The U.S. Market Sell-Off Is Not A Bear But A Bargain

by: Darryl Date-Shappard


The market sell-off is not an oncoming bear market - just a correction like 1998.

The market factors don't match those in 2008, and the U.S. stock market is not at an overheated level.

1998 had overseas causes, but they were not able to cause a bear market.

Investors should be out looking for bargains rather than doomsday scenarios.

What a difference one week makes. The S&P 500 was already seen as losing its momentum in June as the index slowly started rounding off and advances were smaller. Yet after just three trading days from August 20, investors were already wondering if this is the start of the next bear market.

The Chinese stock market and its China Shanghai Composite Index are undulating due to stress from several sources. Since China is a major economy now, more weight has to be given to its influence on the global economy. And so it has because the ongoing bear market in China reached over and clawed the U.S. market for a total 10.3% fall with the close of Tuesday.

As soon as the market falls heavily, people's minds recall previous bear markets. Are we in for another 2008?

To me, this is simply a correction like in 1998, so investors are better off picking up the bargains Mr. Market has thrown out.

A 2008 bear? No, the financial markets aren't in disarray as they were then. The stock market's relative valuation may be in the overbought range, but the financial markets aren't overheated, needing the Fed to tighten the screws to control inflation and "irrational exuberance". To the contrary, the Fed may have to postpone raising rates just to keep the drip feed of money in the market going. At this point 2008 doesn't resemble current conditions on the most part.

Also, what made 2008 and the subsequent Global Financial Crisis so much worse was the U.S. sold residential backed mortgage securities into other major markets. Effectively, the financial weakness and fragility built into the leveraged securities were exported, causing maximum spread of collateral damage outside of the U.S. The consequences of those credit and liquidity implosions are still reverberating throughout the system.

1998 had elements in the domestic market sending the U.S. stock market down, but the origins were coming from overseas, so that is at least is similar to the current China woes. The Asian Financial Crisis had just occurred in 1997, weakening foreign trade and stock exchanges in the region. It started in July and threatened to bleed into international markets.

What did the U.S. stock market do? The S&P 500 rallied upwards until the 1998 correction happened. The Russian currency default had probably a more direct influence on the U.S. because of high leverage that collapsed when the currency bets soured. Long-Term Capital Management was a big offender then, scaring the market with a potentially rolling financial market threat caused by the dizzying leverage that blew up in their face.

Still, the 1998 correction was about 20% from top to lowest point, and then the bull market rebounded and resumed its climb from there. The S&P 500 rolled over eventually in August 2000, a little less than two years later. I see this current correction simply as that- a correction. It may go a little further, but it is most likely to turn back up in a relatively short time. That's why it is a buying opportunity in stocks like a 15% discount sale in a supermarket.

I don't think the present China meltdown will have any more of an effect on the U.S. market than just a cyclical correction in a bull market.
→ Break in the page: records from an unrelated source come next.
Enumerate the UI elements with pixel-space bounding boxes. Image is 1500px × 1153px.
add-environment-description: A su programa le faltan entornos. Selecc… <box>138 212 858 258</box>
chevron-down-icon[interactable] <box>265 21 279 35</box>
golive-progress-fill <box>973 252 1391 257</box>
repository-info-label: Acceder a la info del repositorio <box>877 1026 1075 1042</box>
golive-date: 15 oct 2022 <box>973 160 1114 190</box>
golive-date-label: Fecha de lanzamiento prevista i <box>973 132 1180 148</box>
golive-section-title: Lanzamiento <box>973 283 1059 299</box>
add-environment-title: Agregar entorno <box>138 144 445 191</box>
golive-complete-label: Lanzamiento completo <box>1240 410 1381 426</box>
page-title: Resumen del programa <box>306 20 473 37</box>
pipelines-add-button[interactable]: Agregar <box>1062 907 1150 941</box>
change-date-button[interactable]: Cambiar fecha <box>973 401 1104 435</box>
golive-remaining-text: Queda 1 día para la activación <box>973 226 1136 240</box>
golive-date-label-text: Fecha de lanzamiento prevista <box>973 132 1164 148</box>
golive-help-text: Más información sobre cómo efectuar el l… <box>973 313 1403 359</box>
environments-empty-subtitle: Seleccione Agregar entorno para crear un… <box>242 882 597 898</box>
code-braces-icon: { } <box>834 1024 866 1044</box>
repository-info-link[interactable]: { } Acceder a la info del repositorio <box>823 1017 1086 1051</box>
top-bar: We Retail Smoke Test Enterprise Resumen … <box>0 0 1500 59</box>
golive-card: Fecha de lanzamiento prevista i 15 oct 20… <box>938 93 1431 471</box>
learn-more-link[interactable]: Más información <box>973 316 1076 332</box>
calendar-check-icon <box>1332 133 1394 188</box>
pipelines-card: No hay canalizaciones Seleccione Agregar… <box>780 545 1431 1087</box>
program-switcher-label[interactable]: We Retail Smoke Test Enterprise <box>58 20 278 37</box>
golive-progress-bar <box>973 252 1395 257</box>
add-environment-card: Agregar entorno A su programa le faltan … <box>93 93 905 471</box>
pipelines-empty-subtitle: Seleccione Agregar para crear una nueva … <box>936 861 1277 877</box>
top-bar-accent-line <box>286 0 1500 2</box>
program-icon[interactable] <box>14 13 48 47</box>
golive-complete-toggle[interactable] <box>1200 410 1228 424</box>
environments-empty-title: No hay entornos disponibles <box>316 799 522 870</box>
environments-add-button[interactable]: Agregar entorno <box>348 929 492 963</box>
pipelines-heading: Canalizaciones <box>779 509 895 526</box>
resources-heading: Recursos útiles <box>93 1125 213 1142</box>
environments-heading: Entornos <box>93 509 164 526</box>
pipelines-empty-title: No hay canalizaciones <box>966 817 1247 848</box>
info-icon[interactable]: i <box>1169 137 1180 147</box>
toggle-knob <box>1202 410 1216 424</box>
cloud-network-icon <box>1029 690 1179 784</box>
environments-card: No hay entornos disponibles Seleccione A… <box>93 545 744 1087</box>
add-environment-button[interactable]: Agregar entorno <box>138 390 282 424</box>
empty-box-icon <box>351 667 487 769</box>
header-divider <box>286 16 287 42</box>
For one, it is emanating from a foreign country, yet doesn't have the whole Asian region burning. Other Asian countries will be affected, but many of them are quickly developing now with their own economic strength. If we have Asian Financial Crisis 2, that could be a different story. China isn't selling U.S. investors dud financial securities to pad its financial markets, so whatever happens in Shanghai stays in Shanghai.

The U.S. is a major trade partner with China, yet the trade deficit is clearly on the U.S. side. The U.S. is more of a customer of China than China is of the U.S. The strong dollar makes that even worse, raising the relative price of U.S. goods. If China was importing much more U.S. goods, and things went pear-shaped there, then the U.S. would feel it more, like customers suddenly not going to a store as much.

Also, as much as China has grown economically, it is still not yet the same size as the U.S. as measured by the IMF and World Bank figures showing China at 59% of the U.S. GDP. Yes, China will affect the U.S. if it has an internal bear market and slumping economy, but you can't really call an economy that is still growing at 5%-7% annually "slumping". It is moderating, and the world just has to get use to that.

I don't believe at this stage there will be a U.S. bear market caused by what is going on it China. The vacuous froth of the China stock market is just being blown away, revealing where the real level lies.

Exports will be affected, international financial markets will rock like a boat, but right now the U.S. is in need of a correction, and we got it. It's better to be out looking for bargains in the stock market rather than doomsday scenarios. And if the U.S. market turns down a little more, the juicier the bargains will be.

Disclosure: I/we have no positions in any stocks mentioned, and no plans to initiate any positions within the next 72 hours.

I wrote this article myself, and it expresses my own opinions. I am not receiving compensation for it (other than from Seeking Alpha). I have no business relationship with any company whose stock is mentioned in this article.